2) Historicising African myth: myths are filled with clues. They reveal
moral values, aesthetic judgments, and salient themes in the
popular imaginary of African societies that provide insights into a
past often left unrecorded. What are the historical and cultural
dynamics that influence the production, circulation, and
transformation of African myths?
3) Accounting for context: Beyond accounting for the language and
culture of the authors of our sources, how can we integrate a
consideration of other factors such as the reckoning of time,
awareness of landscapes, landmarks, and the material and
immaterial world in the study and interpretation of sources of the
African past?
4) Revealing the projects behind the sources: Paulo Fernando de
Moraes Farias urges us to think of African sources be they textual,
oral, or epigraphic - as the products of the biographic, intellectual,
and political trajectories of their authors. Can we use sources as
avenues for reconstructing the intellectual projects of their authors,
and the discursive fields in which these authors operated?
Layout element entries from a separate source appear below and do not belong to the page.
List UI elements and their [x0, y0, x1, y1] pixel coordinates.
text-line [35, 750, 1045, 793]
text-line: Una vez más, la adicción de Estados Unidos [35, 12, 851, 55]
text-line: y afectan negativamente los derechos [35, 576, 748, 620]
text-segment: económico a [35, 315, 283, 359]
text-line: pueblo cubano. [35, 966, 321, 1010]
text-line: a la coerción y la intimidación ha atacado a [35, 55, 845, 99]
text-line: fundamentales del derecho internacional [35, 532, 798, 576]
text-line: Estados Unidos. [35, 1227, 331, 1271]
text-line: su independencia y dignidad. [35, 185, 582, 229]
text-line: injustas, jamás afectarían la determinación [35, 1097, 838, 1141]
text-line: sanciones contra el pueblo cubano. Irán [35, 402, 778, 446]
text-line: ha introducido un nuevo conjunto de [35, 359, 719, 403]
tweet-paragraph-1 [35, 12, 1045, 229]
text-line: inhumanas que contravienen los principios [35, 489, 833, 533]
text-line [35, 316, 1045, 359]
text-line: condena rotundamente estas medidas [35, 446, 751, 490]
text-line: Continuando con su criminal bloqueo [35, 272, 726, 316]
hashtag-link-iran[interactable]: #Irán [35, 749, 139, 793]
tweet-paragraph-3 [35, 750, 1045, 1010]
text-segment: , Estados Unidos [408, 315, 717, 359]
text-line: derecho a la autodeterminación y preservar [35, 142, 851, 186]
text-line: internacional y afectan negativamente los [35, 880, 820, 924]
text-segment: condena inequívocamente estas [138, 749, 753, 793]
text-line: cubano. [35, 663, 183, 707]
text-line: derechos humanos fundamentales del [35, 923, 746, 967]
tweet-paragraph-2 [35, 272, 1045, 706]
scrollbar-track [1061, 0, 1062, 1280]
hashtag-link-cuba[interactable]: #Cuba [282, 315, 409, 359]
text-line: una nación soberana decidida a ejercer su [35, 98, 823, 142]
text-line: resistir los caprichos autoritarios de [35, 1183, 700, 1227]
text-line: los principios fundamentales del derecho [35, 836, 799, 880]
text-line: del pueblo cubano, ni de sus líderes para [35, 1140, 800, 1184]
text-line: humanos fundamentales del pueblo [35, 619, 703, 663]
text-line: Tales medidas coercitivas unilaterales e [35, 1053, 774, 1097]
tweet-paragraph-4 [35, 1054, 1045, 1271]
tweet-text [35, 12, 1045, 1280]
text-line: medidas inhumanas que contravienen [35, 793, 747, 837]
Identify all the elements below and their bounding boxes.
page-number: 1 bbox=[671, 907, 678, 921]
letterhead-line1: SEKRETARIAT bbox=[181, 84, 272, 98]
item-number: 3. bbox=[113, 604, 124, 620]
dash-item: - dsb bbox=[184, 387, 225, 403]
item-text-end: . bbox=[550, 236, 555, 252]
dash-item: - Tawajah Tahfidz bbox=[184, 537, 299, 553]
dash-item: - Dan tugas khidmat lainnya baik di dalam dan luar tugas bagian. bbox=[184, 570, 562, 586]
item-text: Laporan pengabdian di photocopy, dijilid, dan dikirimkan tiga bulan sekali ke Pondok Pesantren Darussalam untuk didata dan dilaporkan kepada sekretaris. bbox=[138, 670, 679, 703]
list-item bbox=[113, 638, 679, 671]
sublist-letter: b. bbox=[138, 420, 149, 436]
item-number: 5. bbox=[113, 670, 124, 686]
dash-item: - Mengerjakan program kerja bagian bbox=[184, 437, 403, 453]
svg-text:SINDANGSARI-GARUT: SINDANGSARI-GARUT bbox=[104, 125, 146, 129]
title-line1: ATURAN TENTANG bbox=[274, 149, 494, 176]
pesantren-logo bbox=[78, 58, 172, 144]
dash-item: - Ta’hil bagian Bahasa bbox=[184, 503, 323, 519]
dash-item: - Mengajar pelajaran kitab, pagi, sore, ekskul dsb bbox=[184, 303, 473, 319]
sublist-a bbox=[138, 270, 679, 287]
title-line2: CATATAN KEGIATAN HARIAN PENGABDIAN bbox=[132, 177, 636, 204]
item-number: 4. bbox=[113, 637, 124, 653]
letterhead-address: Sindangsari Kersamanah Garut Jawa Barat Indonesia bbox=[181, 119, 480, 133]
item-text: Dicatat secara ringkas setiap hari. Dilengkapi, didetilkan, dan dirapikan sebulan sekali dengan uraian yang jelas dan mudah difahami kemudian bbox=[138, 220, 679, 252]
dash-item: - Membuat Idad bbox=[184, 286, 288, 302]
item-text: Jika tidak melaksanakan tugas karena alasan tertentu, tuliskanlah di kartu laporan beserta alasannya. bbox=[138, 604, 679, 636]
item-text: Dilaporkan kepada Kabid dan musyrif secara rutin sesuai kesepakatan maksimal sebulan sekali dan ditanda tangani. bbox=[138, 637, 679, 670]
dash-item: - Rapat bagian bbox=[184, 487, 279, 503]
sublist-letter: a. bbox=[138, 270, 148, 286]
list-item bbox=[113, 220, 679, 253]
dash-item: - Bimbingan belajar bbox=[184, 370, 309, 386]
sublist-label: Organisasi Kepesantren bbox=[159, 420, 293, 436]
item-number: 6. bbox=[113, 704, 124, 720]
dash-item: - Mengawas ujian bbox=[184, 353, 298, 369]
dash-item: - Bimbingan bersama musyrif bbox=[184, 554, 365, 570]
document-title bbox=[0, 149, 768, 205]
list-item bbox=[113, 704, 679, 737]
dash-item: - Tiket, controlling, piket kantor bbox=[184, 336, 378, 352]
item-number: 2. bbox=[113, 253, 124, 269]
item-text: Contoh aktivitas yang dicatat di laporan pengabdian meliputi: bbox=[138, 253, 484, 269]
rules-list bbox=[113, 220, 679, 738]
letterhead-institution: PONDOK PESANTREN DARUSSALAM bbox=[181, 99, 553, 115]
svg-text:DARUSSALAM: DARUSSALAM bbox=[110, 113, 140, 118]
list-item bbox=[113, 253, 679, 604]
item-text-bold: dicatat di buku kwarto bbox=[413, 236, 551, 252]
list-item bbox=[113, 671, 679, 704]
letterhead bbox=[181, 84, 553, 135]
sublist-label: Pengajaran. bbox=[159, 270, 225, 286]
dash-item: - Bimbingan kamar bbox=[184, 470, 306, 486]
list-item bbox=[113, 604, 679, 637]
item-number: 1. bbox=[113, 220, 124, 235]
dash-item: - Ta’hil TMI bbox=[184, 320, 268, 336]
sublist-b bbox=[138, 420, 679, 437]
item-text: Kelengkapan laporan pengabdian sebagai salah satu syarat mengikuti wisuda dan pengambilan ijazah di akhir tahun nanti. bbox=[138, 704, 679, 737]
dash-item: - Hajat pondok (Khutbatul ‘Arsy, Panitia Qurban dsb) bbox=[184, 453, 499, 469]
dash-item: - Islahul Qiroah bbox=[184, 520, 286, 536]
5) Developing a historiographic ethics based on a genuine
hermeneutical stance in historical exegesis. How can researchers
write in a way that reveals the justification in the Others point of
view (and makes us doubt our own)?
6) Contributions related to any of the regional and theoretical lines
of inquiry that have animated Paulo Fernando de Moraes Farias
work, including Yoruba, Tuareg, and Songhay oral history; epigraphy;
research in medieval Mali, Benin, and Mauritania; jihadist and nonjihadist Islam; Afrocentrism; critical reassessments of North and
West African historiography; etc.
Submission of abstracts
Submissions of papers should include authors name, affiliation,
contact details, paper title, abstract of no more than 200 words.
Panel proposals should be submitted by panel organisers and
include complete information for all of the papers included in the
panel.
The deadline for the submission of abstracts is 31 January 2015.
There is no registration fee. The conference will take place in the
University of Birminghams campus. Participants are expected to
make their own travel and accommodation arrangements and to
purchase their own meals. DASA will offer coffee/tea breaks and
invite all participants to the reception that will follow the Fage
Lecture on the evening of Thursday 12 November.

Please send your abstract(s) to Dr. Benedetta Rossi,


b.rossi@bham.ac.uk
Submitted abstracts will be reviewed by the organising committee
(Prof. Karin Barber, Dr. Toby Green, and Dr. Benedetta Rossi).
Acceptance of selected abstracts will be confirmed in March 2015.